Fischer, former leader of Germany's Green Party, was one of the key diplomats involved in assessing Iran's nuclear facilities and pressuring Tehran for a temporary halt of its uranium enrichment program from 2003 to 2005, when he left office.
Shaul Mofaz, an Israeli government official recently said last Friday that an Israeli attack on Iran is inevitable if Iran continues developing nuclear capabilities.
Earlier Friday, the mass-circulation Yedioth Ahronoth newspaper quoted Mofaz as saying "if Iran continues with its program for developing nuclear weapons, we will attack it. The sanctions are ineffective."
"Attacking Iran, in order to stop its nuclear plans, will be unavoidable," the former Israel Defense Forces chief of staff who later served as defense minister told the newspaper.
It was the most explicit threat yet against Iran from a member of Prime Minister Ehud Olmert's government, which, like the Bush administration, has preferred to hint at force as a last resort should United Nations Security Council sanctions fail to achieve the desired abandonment of nuclear development by Tehran.
Mofaz also said in the interview that Iranian President Mahmoud Ahmadinejad, who has called for Israel to be wiped off the map, "would disappear before Israel does."
Dana Perino continues to claim that the U.S. favors a diplomatic approach, but the international oil markets don't believe her.

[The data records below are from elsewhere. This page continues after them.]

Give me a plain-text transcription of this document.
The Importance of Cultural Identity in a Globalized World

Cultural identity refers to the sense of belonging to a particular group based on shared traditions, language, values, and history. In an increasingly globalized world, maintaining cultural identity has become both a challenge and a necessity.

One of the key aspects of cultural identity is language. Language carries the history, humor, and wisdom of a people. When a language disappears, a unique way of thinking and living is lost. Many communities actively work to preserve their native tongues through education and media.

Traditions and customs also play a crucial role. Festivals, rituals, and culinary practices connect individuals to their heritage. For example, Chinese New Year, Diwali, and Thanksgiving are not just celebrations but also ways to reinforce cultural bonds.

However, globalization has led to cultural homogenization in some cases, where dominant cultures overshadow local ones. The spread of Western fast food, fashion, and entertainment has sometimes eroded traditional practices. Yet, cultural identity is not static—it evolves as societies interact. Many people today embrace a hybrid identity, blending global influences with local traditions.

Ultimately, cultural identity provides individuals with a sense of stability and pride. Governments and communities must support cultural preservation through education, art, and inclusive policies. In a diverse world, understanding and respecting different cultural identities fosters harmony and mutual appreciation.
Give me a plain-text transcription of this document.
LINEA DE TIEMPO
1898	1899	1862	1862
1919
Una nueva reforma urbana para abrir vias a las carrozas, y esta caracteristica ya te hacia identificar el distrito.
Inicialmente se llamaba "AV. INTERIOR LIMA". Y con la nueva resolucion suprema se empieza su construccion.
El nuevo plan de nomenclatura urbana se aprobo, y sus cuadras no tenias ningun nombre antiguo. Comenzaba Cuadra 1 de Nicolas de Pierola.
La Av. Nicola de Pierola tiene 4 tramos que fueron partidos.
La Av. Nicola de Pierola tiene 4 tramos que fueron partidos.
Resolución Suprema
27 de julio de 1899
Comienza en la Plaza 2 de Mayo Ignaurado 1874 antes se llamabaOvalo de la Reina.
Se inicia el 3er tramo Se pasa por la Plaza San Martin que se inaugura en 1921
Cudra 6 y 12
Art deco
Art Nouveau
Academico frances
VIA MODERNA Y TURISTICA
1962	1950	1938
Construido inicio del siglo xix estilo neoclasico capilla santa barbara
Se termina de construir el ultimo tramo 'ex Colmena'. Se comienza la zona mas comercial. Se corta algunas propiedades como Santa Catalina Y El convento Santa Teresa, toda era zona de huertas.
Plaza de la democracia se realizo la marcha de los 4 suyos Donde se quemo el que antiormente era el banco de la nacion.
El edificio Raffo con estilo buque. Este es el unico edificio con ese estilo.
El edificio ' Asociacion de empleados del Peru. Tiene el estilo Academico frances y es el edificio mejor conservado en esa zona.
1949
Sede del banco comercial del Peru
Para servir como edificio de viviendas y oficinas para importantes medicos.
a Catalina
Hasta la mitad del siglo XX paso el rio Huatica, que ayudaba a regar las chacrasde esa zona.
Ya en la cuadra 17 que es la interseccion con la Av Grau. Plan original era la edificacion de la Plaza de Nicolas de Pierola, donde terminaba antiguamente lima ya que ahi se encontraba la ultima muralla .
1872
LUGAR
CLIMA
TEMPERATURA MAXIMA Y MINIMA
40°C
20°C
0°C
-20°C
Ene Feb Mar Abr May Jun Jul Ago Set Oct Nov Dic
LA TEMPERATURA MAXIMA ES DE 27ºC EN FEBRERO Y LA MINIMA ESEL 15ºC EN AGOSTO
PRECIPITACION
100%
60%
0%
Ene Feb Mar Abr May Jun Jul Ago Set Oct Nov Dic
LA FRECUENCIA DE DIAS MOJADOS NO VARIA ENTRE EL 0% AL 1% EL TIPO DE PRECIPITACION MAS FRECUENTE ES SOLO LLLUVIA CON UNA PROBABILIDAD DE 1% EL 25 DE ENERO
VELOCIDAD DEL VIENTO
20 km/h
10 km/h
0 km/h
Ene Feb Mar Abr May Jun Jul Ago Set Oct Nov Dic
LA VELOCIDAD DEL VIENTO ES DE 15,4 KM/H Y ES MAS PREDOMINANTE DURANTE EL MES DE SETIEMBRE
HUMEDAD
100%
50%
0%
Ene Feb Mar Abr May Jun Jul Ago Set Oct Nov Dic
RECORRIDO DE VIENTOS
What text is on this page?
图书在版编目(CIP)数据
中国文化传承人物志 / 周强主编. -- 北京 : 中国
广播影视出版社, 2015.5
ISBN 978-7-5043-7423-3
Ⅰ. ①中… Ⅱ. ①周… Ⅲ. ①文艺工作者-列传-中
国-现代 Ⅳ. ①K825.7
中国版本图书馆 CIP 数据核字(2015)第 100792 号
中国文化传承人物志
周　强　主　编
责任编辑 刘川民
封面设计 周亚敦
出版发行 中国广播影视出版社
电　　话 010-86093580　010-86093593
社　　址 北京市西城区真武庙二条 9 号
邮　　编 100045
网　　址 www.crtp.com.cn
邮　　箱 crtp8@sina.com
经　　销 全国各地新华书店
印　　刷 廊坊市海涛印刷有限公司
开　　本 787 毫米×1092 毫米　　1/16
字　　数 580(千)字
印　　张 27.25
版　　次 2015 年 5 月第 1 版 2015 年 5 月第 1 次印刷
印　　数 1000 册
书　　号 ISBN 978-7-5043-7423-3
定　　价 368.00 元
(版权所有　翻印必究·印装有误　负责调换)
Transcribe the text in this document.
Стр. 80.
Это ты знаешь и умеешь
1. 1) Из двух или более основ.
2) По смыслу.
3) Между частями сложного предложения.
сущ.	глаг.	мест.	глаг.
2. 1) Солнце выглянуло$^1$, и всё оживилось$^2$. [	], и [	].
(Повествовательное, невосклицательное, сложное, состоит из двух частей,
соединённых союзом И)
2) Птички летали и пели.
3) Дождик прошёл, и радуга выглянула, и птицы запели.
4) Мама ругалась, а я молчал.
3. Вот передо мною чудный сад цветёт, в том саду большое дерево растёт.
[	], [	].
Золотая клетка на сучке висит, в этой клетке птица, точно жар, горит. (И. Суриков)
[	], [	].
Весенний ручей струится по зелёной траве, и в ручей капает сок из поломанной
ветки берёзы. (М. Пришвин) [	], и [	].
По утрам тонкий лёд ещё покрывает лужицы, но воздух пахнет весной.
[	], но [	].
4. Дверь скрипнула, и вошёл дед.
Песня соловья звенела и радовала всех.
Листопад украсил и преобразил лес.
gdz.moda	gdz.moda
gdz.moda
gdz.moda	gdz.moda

"The return of the Iranian risk premium calls for a careful assessment of the potential oil supply impact of military strikes on Iran," said Antoine Halff, an analyst at Newedge, an energy broker.
The strong volatility in energy markets in recent weeks have continued to puzzle investors and traders. Prices keep rising despite a lack of shortages in the market, and strong evidence of lower consumption in industrialized countries.
The skyrocketing of oil prices today is the result of thousands of expert investors betting that oil supplies will be disrupted. Otherwise the price of oil would drop because high prices have reduced demand.